Piccola grana in casa Chelsea: Torres attacca (“Non segno perché squadra lenta”), Villas Boas replica (“Non condivido”)

Questa sera il Chelsea debutterà in Champions League contro il Bayer Leverkusen allo Stamford Bridge, partita inserita nel Gruppo E in cui sono presenti anche Valencia e Genk; la vigilia del match è stata scossa da una piccola polemica a distanza tra Fernando Torres e André Villas Boas, dal momento che lo spagnolo, abulico come non mai fino ad ora coi Blues (22 presenze e 1 gol, quello nel video contro il West Ham in aprile), in un’intervista rilasciata in Spagna e riportata dal Daily Mail avrebbe accusato i compagni e la squadra in generale se sembra un lontano parente del El Niño ammirato con Atletico Madrid e Liverpool:

“Quando ho cambiato squadra, sapevo che il processo sarebbe stato lento, ma non mi aspettavo che lo fosse così tanto.

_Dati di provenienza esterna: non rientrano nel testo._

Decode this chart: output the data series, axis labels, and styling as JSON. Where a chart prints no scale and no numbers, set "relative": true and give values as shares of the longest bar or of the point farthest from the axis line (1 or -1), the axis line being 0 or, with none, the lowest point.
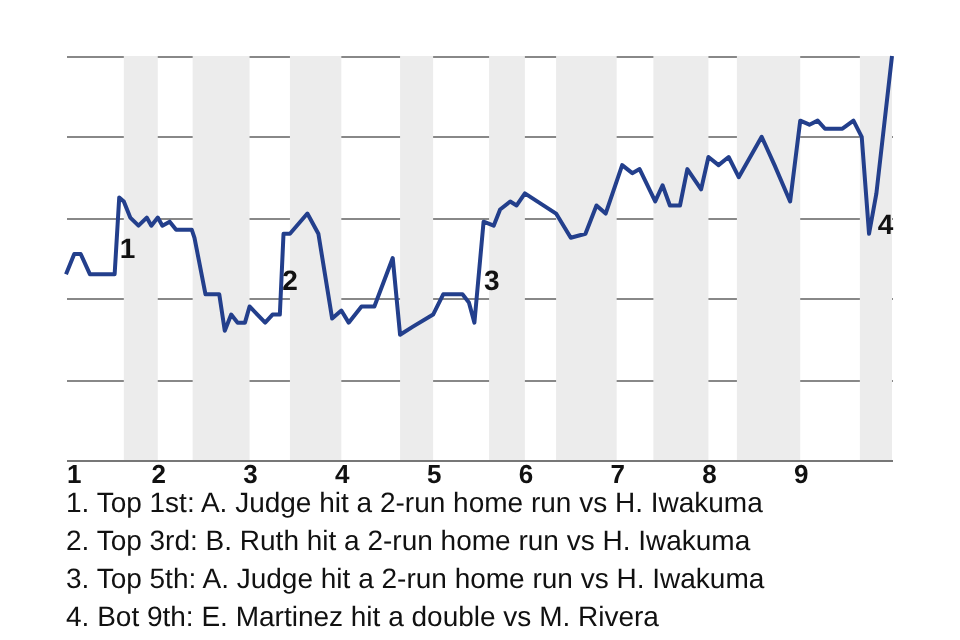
{
  "chart_data": {
    "type": "line",
    "relative": true,
    "grid": "y",
    "xlim": [
      1,
      10
    ],
    "xticks": [
      1,
      2,
      3,
      4,
      5,
      6,
      7,
      8,
      9
    ],
    "bands": [
      {
        "axis": "x",
        "from": 1.63,
        "to": 2,
        "color": "#ececec"
      },
      {
        "axis": "x",
        "from": 2.38,
        "to": 3,
        "color": "#ececec"
      },
      {
        "axis": "x",
        "from": 3.44,
        "to": 4,
        "color": "#ececec"
      },
      {
        "axis": "x",
        "from": 4.64,
        "to": 5,
        "color": "#ececec"
      },
      {
        "axis": "x",
        "from": 5.61,
        "to": 6,
        "color": "#ececec"
      },
      {
        "axis": "x",
        "from": 6.34,
        "to": 7,
        "color": "#ececec"
      },
      {
        "axis": "x",
        "from": 7.4,
        "to": 8,
        "color": "#ececec"
      },
      {
        "axis": "x",
        "from": 8.31,
        "to": 9,
        "color": "#ececec"
      },
      {
        "axis": "x",
        "from": 9.65,
        "to": 10,
        "color": "#ececec"
      }
    ],
    "series": [
      {
        "color": "#233f8c",
        "x": [
          1.0,
          1.09,
          1.16,
          1.26,
          1.53,
          1.58,
          1.63,
          1.7,
          1.79,
          1.88,
          1.93,
          2.0,
          2.05,
          2.13,
          2.2,
          2.37,
          2.4,
          2.52,
          2.67,
          2.73,
          2.8,
          2.87,
          2.95,
          3.0,
          3.17,
          3.25,
          3.33,
          3.37,
          3.44,
          3.63,
          3.75,
          3.9,
          4.0,
          4.08,
          4.22,
          4.36,
          4.56,
          4.64,
          4.78,
          5.0,
          5.11,
          5.32,
          5.39,
          5.45,
          5.55,
          5.66,
          5.73,
          5.84,
          5.91,
          6.0,
          6.34,
          6.5,
          6.66,
          6.78,
          6.88,
          7.06,
          7.17,
          7.25,
          7.42,
          7.5,
          7.58,
          7.69,
          7.77,
          7.92,
          8.0,
          8.11,
          8.22,
          8.33,
          8.58,
          8.72,
          8.89,
          9.0,
          9.1,
          9.19,
          9.27,
          9.46,
          9.58,
          9.67,
          9.75,
          9.83,
          10.0
        ],
        "values": [
          0.46,
          0.51,
          0.51,
          0.46,
          0.46,
          0.65,
          0.64,
          0.6,
          0.58,
          0.6,
          0.58,
          0.6,
          0.58,
          0.59,
          0.57,
          0.57,
          0.55,
          0.41,
          0.41,
          0.32,
          0.36,
          0.34,
          0.34,
          0.38,
          0.34,
          0.36,
          0.36,
          0.56,
          0.56,
          0.61,
          0.56,
          0.35,
          0.37,
          0.34,
          0.38,
          0.38,
          0.5,
          0.31,
          0.33,
          0.36,
          0.41,
          0.41,
          0.39,
          0.34,
          0.59,
          0.58,
          0.62,
          0.64,
          0.63,
          0.66,
          0.61,
          0.55,
          0.56,
          0.63,
          0.61,
          0.73,
          0.71,
          0.72,
          0.64,
          0.68,
          0.63,
          0.63,
          0.72,
          0.67,
          0.75,
          0.73,
          0.75,
          0.7,
          0.8,
          0.73,
          0.64,
          0.84,
          0.83,
          0.84,
          0.82,
          0.82,
          0.84,
          0.8,
          0.56,
          0.66,
          1
        ]
      }
    ],
    "annotations": [
      {
        "text": "1",
        "x": 1.67,
        "y": 0.52
      },
      {
        "text": "2",
        "x": 3.44,
        "y": 0.44
      },
      {
        "text": "3",
        "x": 5.64,
        "y": 0.44
      },
      {
        "text": "4",
        "x": 9.93,
        "y": 0.58
      },
      "1. Top 1st: A. Judge hit a 2-run home run vs H. Iwakuma",
      "2. Top 3rd: B. Ruth hit a 2-run home run vs H. Iwakuma",
      "3. Top 5th: A. Judge hit a 2-run home run vs H. Iwakuma",
      "4. Bot 9th: E. Martinez hit a double vs M. Rivera"
    ]
  }
}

Il Chelsea, tra le squadre inglesi, è il meno inglese. Questo per via del tipo di giocatori che ha: più vecchi, che giocano veramente lenti, con tanto possesso palla. Ma la società sta cercando di cambiare questa mentalità. Quando la squadra capirà le idee del nuovo allenatore, che vuole un calcio più verticale e dinamico, tutto andrà meglio”.

Chiaro che Fernando Torres si sia trincerato dietro un “hanno travisato le mie parole e sicuramente sbagliato la traduzione“, fatto sta che le parole riportate sui tabloid d’Oltremanica hanno fatto molto discutere, per cui inevitabile è stata la domanda sulla faccenda al tecnico lusitano del Chelsea nella conferenza stampa pre Bayer:

“Andremo a fondo per ottenere la registrazione dell’intervista. Vedremo se le cose sono come sembrano. Ogni giocatore la pensa a modo suo e nel caso specifico non penso sia un punto di vista condivisibile.Alle volte posso anche non condividere le idee dei miei giocatori”.

In ogni modo per Torres si prospetta una bella multa e, come accaduto sabato scorso a Sunderland, la panchina contro le aspirine.